Я создал функцию, которая хорошо работает с фиктивными данными. Но когда я запускаю эту функцию на реальных данных, я получаю сообщение об ошибке
Error in wilcox.test.formula(tab[[dependent]] ~ as.factor(tab$group), :
grouping factor must have exactly 2 levels
и предупреждающие сообщения:
In wilcox.test.default(x = c(11.2558701380866, 31.8401548036613, : cannot compute exact p-value with ties
Итак, «порог» в моей функции , похоже, неправильно разделяет реальные данные на две группы . Кроме того, подмножество реальных данных неверно . Но я не понимаю, почему ?? Структура фиктивных и реальных таблиц выглядит одинаково:
Структура фиктивных и реальных данных:
пустышки:
> str(tab)
'data.frame': 80 obs. of 3 variables:
$ infGrad : num 14.15 12.53 3.03 9.21 16.36 ...

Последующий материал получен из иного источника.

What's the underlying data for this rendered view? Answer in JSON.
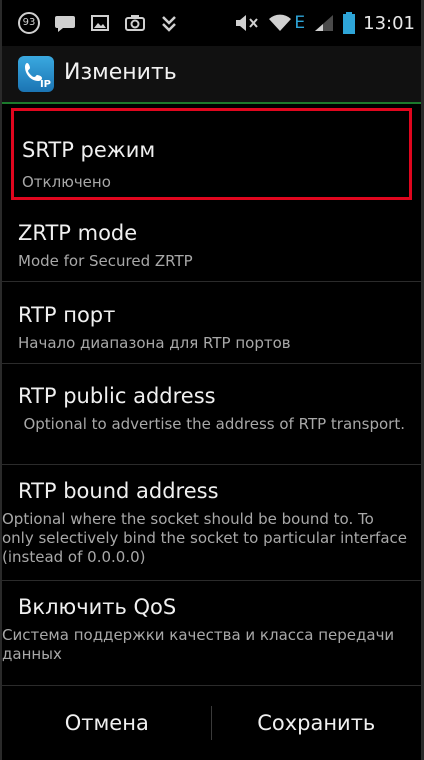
{
  "status_bar": {
    "notification_count": "93",
    "network_type": "E",
    "time": "13:01"
  },
  "action_bar": {
    "title": "Изменить",
    "app_icon_label": "IP"
  },
  "settings": [
    {
      "title": "SRTP режим",
      "subtitle": "Отключено"
    },
    {
      "title": "ZRTP mode",
      "subtitle": "Mode for Secured ZRTP"
    },
    {
      "title": "RTP порт",
      "subtitle": "Начало диапазона для RTP портов"
    },
    {
      "title": "RTP public address",
      "subtitle": "Optional to advertise the address of RTP transport."
    },
    {
      "title": "RTP bound address",
      "subtitle": "Optional where the socket should be bound to. To only selectively bind the socket to particular interface (instead of 0.0.0.0)"
    },
    {
      "title": "Включить QoS",
      "subtitle": "Система поддержки качества и класса передачи данных"
    }
  ],
  "footer": {
    "cancel_label": "Отмена",
    "save_label": "Сохранить"
  },
  "colors": {
    "highlight": "#e0061e",
    "actionbar_divider": "#1b7a2c",
    "network_accent": "#2ea5d8"
  }
}
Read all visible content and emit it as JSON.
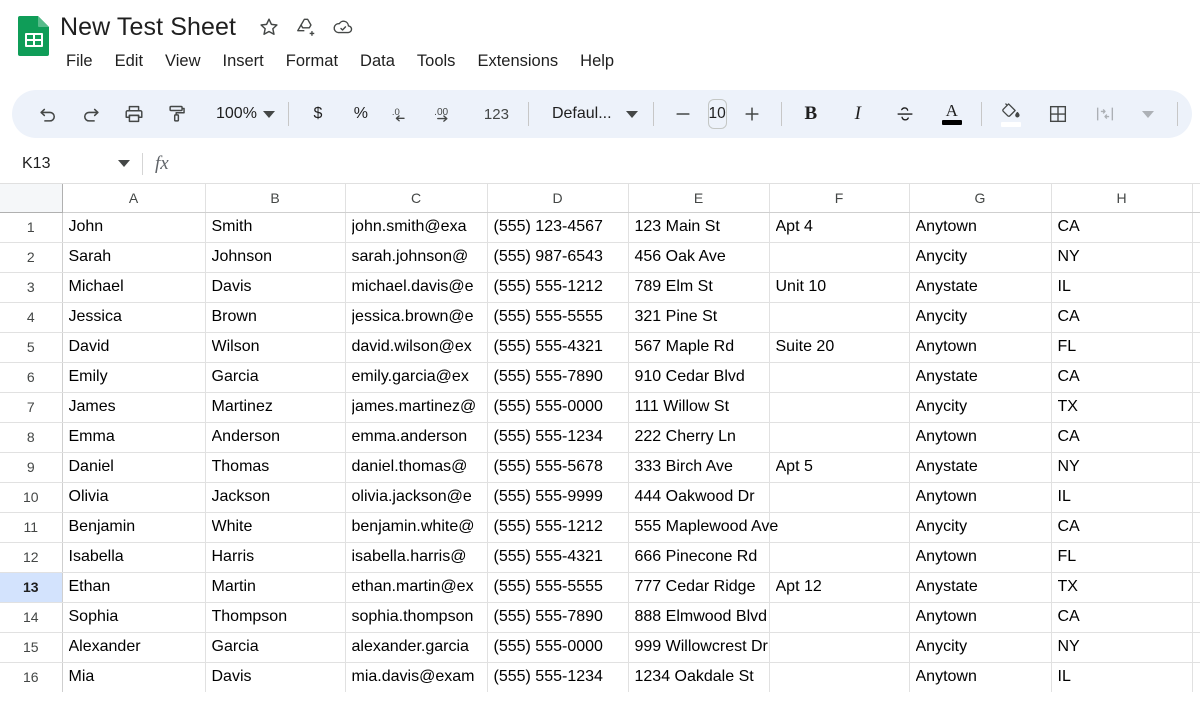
{
  "app": {
    "logo_icon": "sheets-logo-icon",
    "logo_color": "#0f9d58"
  },
  "header": {
    "doc_title": "New Test Sheet",
    "title_icons": [
      {
        "name": "star-icon",
        "tooltip": "Star"
      },
      {
        "name": "move-to-folder-icon",
        "tooltip": "Move"
      },
      {
        "name": "cloud-saved-icon",
        "tooltip": "Saved to Drive"
      }
    ],
    "menus": [
      "File",
      "Edit",
      "View",
      "Insert",
      "Format",
      "Data",
      "Tools",
      "Extensions",
      "Help"
    ]
  },
  "toolbar": {
    "undo_label": "undo-icon",
    "redo_label": "redo-icon",
    "print_label": "print-icon",
    "paint_format_label": "paint-format-icon",
    "zoom_value": "100%",
    "currency_label": "$",
    "percent_label": "%",
    "decrease_decimal_label": ".0",
    "increase_decimal_label": ".00",
    "more_formats_label": "123",
    "font_name": "Defaul...",
    "font_size_decrease": "−",
    "font_size_value": "10",
    "font_size_increase": "+",
    "bold_label": "B",
    "italic_label": "I",
    "strikethrough_label": "strikethrough-icon",
    "text_color_label": "A",
    "fill_color_label": "fill-color-icon",
    "borders_label": "borders-icon",
    "merge_cells_label": "merge-cells-icon",
    "horizontal_align_label": "horizontal-align-icon"
  },
  "formula_bar": {
    "name_box_value": "K13",
    "fx_label": "fx",
    "formula_value": ""
  },
  "grid": {
    "columns": [
      "A",
      "B",
      "C",
      "D",
      "E",
      "F",
      "G",
      "H"
    ],
    "selected_cell": "K13",
    "selected_row": 13,
    "row_numbers": [
      1,
      2,
      3,
      4,
      5,
      6,
      7,
      8,
      9,
      10,
      11,
      12,
      13,
      14,
      15,
      16
    ],
    "rows": [
      [
        "John",
        "Smith",
        "john.smith@exa",
        "(555) 123-4567",
        "123 Main St",
        "Apt 4",
        "Anytown",
        "CA"
      ],
      [
        "Sarah",
        "Johnson",
        "sarah.johnson@",
        "(555) 987-6543",
        "456 Oak Ave",
        "",
        "Anycity",
        "NY"
      ],
      [
        "Michael",
        "Davis",
        "michael.davis@e",
        "(555) 555-1212",
        "789 Elm St",
        "Unit 10",
        "Anystate",
        "IL"
      ],
      [
        "Jessica",
        "Brown",
        "jessica.brown@e",
        "(555) 555-5555",
        "321 Pine St",
        "",
        "Anycity",
        "CA"
      ],
      [
        "David",
        "Wilson",
        "david.wilson@ex",
        "(555) 555-4321",
        "567 Maple Rd",
        "Suite 20",
        "Anytown",
        "FL"
      ],
      [
        "Emily",
        "Garcia",
        "emily.garcia@ex",
        "(555) 555-7890",
        "910 Cedar Blvd",
        "",
        "Anystate",
        "CA"
      ],
      [
        "James",
        "Martinez",
        "james.martinez@",
        "(555) 555-0000",
        "111 Willow St",
        "",
        "Anycity",
        "TX"
      ],
      [
        "Emma",
        "Anderson",
        "emma.anderson",
        "(555) 555-1234",
        "222 Cherry Ln",
        "",
        "Anytown",
        "CA"
      ],
      [
        "Daniel",
        "Thomas",
        "daniel.thomas@",
        "(555) 555-5678",
        "333 Birch Ave",
        "Apt 5",
        "Anystate",
        "NY"
      ],
      [
        "Olivia",
        "Jackson",
        "olivia.jackson@e",
        "(555) 555-9999",
        "444 Oakwood Dr",
        "",
        "Anytown",
        "IL"
      ],
      [
        "Benjamin",
        "White",
        "benjamin.white@",
        "(555) 555-1212",
        "555 Maplewood Ave",
        "",
        "Anycity",
        "CA"
      ],
      [
        "Isabella",
        "Harris",
        "isabella.harris@",
        "(555) 555-4321",
        "666 Pinecone Rd",
        "",
        "Anytown",
        "FL"
      ],
      [
        "Ethan",
        "Martin",
        "ethan.martin@ex",
        "(555) 555-5555",
        "777 Cedar Ridge",
        "Apt 12",
        "Anystate",
        "TX"
      ],
      [
        "Sophia",
        "Thompson",
        "sophia.thompson",
        "(555) 555-7890",
        "888 Elmwood Blvd",
        "",
        "Anytown",
        "CA"
      ],
      [
        "Alexander",
        "Garcia",
        "alexander.garcia",
        "(555) 555-0000",
        "999 Willowcrest Dr",
        "",
        "Anycity",
        "NY"
      ],
      [
        "Mia",
        "Davis",
        "mia.davis@exam",
        "(555) 555-1234",
        "1234 Oakdale St",
        "",
        "Anytown",
        "IL"
      ]
    ]
  },
  "colors": {
    "sheets_green": "#0f9d58",
    "toolbar_bg": "#edf2fa",
    "selection_blue": "#d3e3fd",
    "grid_line": "#e1e1e1",
    "text_primary": "#1f1f1f",
    "text_secondary": "#444746"
  }
}
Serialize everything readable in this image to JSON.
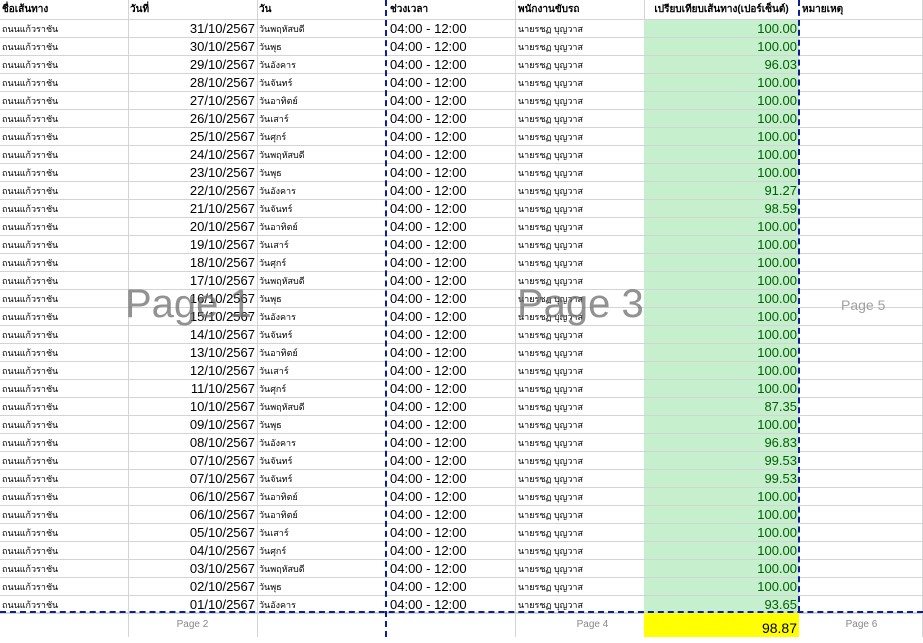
{
  "headers": {
    "route": "ชื่อเส้นทาง",
    "date": "วันที่",
    "day": "วัน",
    "time": "ช่วงเวลา",
    "driver": "พนักงานขับรถ",
    "percent": "เปรียบเทียบเส้นทาง(เปอร์เซ็นต์)",
    "note": "หมายเหตุ"
  },
  "rows": [
    {
      "route": "ถนนแก้วราชัน",
      "date": "31/10/2567",
      "day": "วันพฤหัสบดี",
      "time": "04:00 - 12:00",
      "driver": "นายรชฏ บุญวาส",
      "percent": "100.00"
    },
    {
      "route": "ถนนแก้วราชัน",
      "date": "30/10/2567",
      "day": "วันพุธ",
      "time": "04:00 - 12:00",
      "driver": "นายรชฏ บุญวาส",
      "percent": "100.00"
    },
    {
      "route": "ถนนแก้วราชัน",
      "date": "29/10/2567",
      "day": "วันอังคาร",
      "time": "04:00 - 12:00",
      "driver": "นายรชฏ บุญวาส",
      "percent": "96.03"
    },
    {
      "route": "ถนนแก้วราชัน",
      "date": "28/10/2567",
      "day": "วันจันทร์",
      "time": "04:00 - 12:00",
      "driver": "นายรชฏ บุญวาส",
      "percent": "100.00"
    },
    {
      "route": "ถนนแก้วราชัน",
      "date": "27/10/2567",
      "day": "วันอาทิตย์",
      "time": "04:00 - 12:00",
      "driver": "นายรชฏ บุญวาส",
      "percent": "100.00"
    },
    {
      "route": "ถนนแก้วราชัน",
      "date": "26/10/2567",
      "day": "วันเสาร์",
      "time": "04:00 - 12:00",
      "driver": "นายรชฏ บุญวาส",
      "percent": "100.00"
    },
    {
      "route": "ถนนแก้วราชัน",
      "date": "25/10/2567",
      "day": "วันศุกร์",
      "time": "04:00 - 12:00",
      "driver": "นายรชฏ บุญวาส",
      "percent": "100.00"
    },
    {
      "route": "ถนนแก้วราชัน",
      "date": "24/10/2567",
      "day": "วันพฤหัสบดี",
      "time": "04:00 - 12:00",
      "driver": "นายรชฏ บุญวาส",
      "percent": "100.00"
    },
    {
      "route": "ถนนแก้วราชัน",
      "date": "23/10/2567",
      "day": "วันพุธ",
      "time": "04:00 - 12:00",
      "driver": "นายรชฏ บุญวาส",
      "percent": "100.00"
    },
    {
      "route": "ถนนแก้วราชัน",
      "date": "22/10/2567",
      "day": "วันอังคาร",
      "time": "04:00 - 12:00",
      "driver": "นายรชฏ บุญวาส",
      "percent": "91.27"
    },
    {
      "route": "ถนนแก้วราชัน",
      "date": "21/10/2567",
      "day": "วันจันทร์",
      "time": "04:00 - 12:00",
      "driver": "นายรชฏ บุญวาส",
      "percent": "98.59"
    },
    {
      "route": "ถนนแก้วราชัน",
      "date": "20/10/2567",
      "day": "วันอาทิตย์",
      "time": "04:00 - 12:00",
      "driver": "นายรชฏ บุญวาส",
      "percent": "100.00"
    },
    {
      "route": "ถนนแก้วราชัน",
      "date": "19/10/2567",
      "day": "วันเสาร์",
      "time": "04:00 - 12:00",
      "driver": "นายรชฏ บุญวาส",
      "percent": "100.00"
    },
    {
      "route": "ถนนแก้วราชัน",
      "date": "18/10/2567",
      "day": "วันศุกร์",
      "time": "04:00 - 12:00",
      "driver": "นายรชฏ บุญวาส",
      "percent": "100.00"
    },
    {
      "route": "ถนนแก้วราชัน",
      "date": "17/10/2567",
      "day": "วันพฤหัสบดี",
      "time": "04:00 - 12:00",
      "driver": "นายรชฏ บุญวาส",
      "percent": "100.00"
    },
    {
      "route": "ถนนแก้วราชัน",
      "date": "16/10/2567",
      "day": "วันพุธ",
      "time": "04:00 - 12:00",
      "driver": "นายรชฏ บุญวาส",
      "percent": "100.00"
    },
    {
      "route": "ถนนแก้วราชัน",
      "date": "15/10/2567",
      "day": "วันอังคาร",
      "time": "04:00 - 12:00",
      "driver": "นายรชฏ บุญวาส",
      "percent": "100.00"
    },
    {
      "route": "ถนนแก้วราชัน",
      "date": "14/10/2567",
      "day": "วันจันทร์",
      "time": "04:00 - 12:00",
      "driver": "นายรชฏ บุญวาส",
      "percent": "100.00"
    },
    {
      "route": "ถนนแก้วราชัน",
      "date": "13/10/2567",
      "day": "วันอาทิตย์",
      "time": "04:00 - 12:00",
      "driver": "นายรชฏ บุญวาส",
      "percent": "100.00"
    },
    {
      "route": "ถนนแก้วราชัน",
      "date": "12/10/2567",
      "day": "วันเสาร์",
      "time": "04:00 - 12:00",
      "driver": "นายรชฏ บุญวาส",
      "percent": "100.00"
    },
    {
      "route": "ถนนแก้วราชัน",
      "date": "11/10/2567",
      "day": "วันศุกร์",
      "time": "04:00 - 12:00",
      "driver": "นายรชฏ บุญวาส",
      "percent": "100.00"
    },
    {
      "route": "ถนนแก้วราชัน",
      "date": "10/10/2567",
      "day": "วันพฤหัสบดี",
      "time": "04:00 - 12:00",
      "driver": "นายรชฏ บุญวาส",
      "percent": "87.35"
    },
    {
      "route": "ถนนแก้วราชัน",
      "date": "09/10/2567",
      "day": "วันพุธ",
      "time": "04:00 - 12:00",
      "driver": "นายรชฏ บุญวาส",
      "percent": "100.00"
    },
    {
      "route": "ถนนแก้วราชัน",
      "date": "08/10/2567",
      "day": "วันอังคาร",
      "time": "04:00 - 12:00",
      "driver": "นายรชฏ บุญวาส",
      "percent": "96.83"
    },
    {
      "route": "ถนนแก้วราชัน",
      "date": "07/10/2567",
      "day": "วันจันทร์",
      "time": "04:00 - 12:00",
      "driver": "นายรชฏ บุญวาส",
      "percent": "99.53"
    },
    {
      "route": "ถนนแก้วราชัน",
      "date": "07/10/2567",
      "day": "วันจันทร์",
      "time": "04:00 - 12:00",
      "driver": "นายรชฏ บุญวาส",
      "percent": "99.53"
    },
    {
      "route": "ถนนแก้วราชัน",
      "date": "06/10/2567",
      "day": "วันอาทิตย์",
      "time": "04:00 - 12:00",
      "driver": "นายรชฏ บุญวาส",
      "percent": "100.00"
    },
    {
      "route": "ถนนแก้วราชัน",
      "date": "06/10/2567",
      "day": "วันอาทิตย์",
      "time": "04:00 - 12:00",
      "driver": "นายรชฏ บุญวาส",
      "percent": "100.00"
    },
    {
      "route": "ถนนแก้วราชัน",
      "date": "05/10/2567",
      "day": "วันเสาร์",
      "time": "04:00 - 12:00",
      "driver": "นายรชฏ บุญวาส",
      "percent": "100.00"
    },
    {
      "route": "ถนนแก้วราชัน",
      "date": "04/10/2567",
      "day": "วันศุกร์",
      "time": "04:00 - 12:00",
      "driver": "นายรชฏ บุญวาส",
      "percent": "100.00"
    },
    {
      "route": "ถนนแก้วราชัน",
      "date": "03/10/2567",
      "day": "วันพฤหัสบดี",
      "time": "04:00 - 12:00",
      "driver": "นายรชฏ บุญวาส",
      "percent": "100.00"
    },
    {
      "route": "ถนนแก้วราชัน",
      "date": "02/10/2567",
      "day": "วันพุธ",
      "time": "04:00 - 12:00",
      "driver": "นายรชฏ บุญวาส",
      "percent": "100.00"
    },
    {
      "route": "ถนนแก้วราชัน",
      "date": "01/10/2567",
      "day": "วันอังคาร",
      "time": "04:00 - 12:00",
      "driver": "นายรชฏ บุญวาส",
      "percent": "93.65"
    }
  ],
  "total": "98.87",
  "watermarks": {
    "page1": "Page 1",
    "page3": "Page 3",
    "page5": "Page 5"
  },
  "footer_pages": {
    "page2": "Page 2",
    "page4": "Page 4",
    "page6": "Page 6"
  },
  "colors": {
    "percent_fill": "#c6efce",
    "percent_text": "#006100",
    "total_fill": "#ffff00",
    "page_break": "#0a1f9e"
  }
}
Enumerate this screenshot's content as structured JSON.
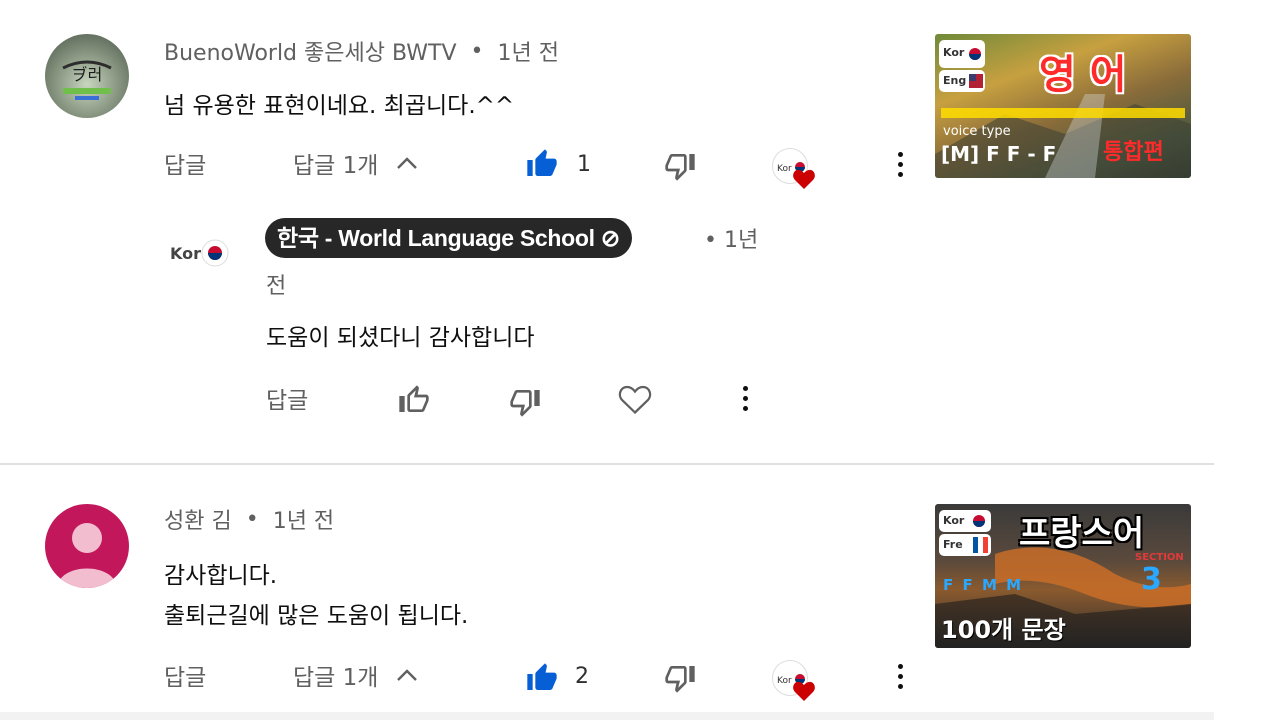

$ distance : int 1 1 1 1 1 1 1 1 1 1 ...
$ uniqueGroup: Factor w/ 2 levels "x","y": 1 2 1 2 1 2 1 2 1 2 ...
Реальный:
> str(tab)
'data.frame': 142 obs. of 10 variables:
$ distance : num 100 100 100 100 100 100 100 100 100 100 ...
$ infGrad : num 11.3 17.4 31.8 11.1 47.8 ...
$ uniqueGroup: Factor w/ 6 levels "x",..: 5 2 5 2 5 5 5 5 3 6 ...
Я обнаружил, что NAs
может вызвать эти проблемы или спецификацию формулы wilcox.test(y ~ x)
.
Итак, я попытался добавить na.omit
к своей функции и вместо wilcox.test(y~x)
использовать wilcox.test(y, x)
. Ни один из них не сработал.
Есть ли у вас идеи как заставить мою функцию работать или как сделать ее более надежной для приема моих реальных данных? Ваша помощь высоко ценится.
Что делает код:
- классифицирует данные по двум группам по "скользящему порогу"
- проверить статистические различия между этими группами.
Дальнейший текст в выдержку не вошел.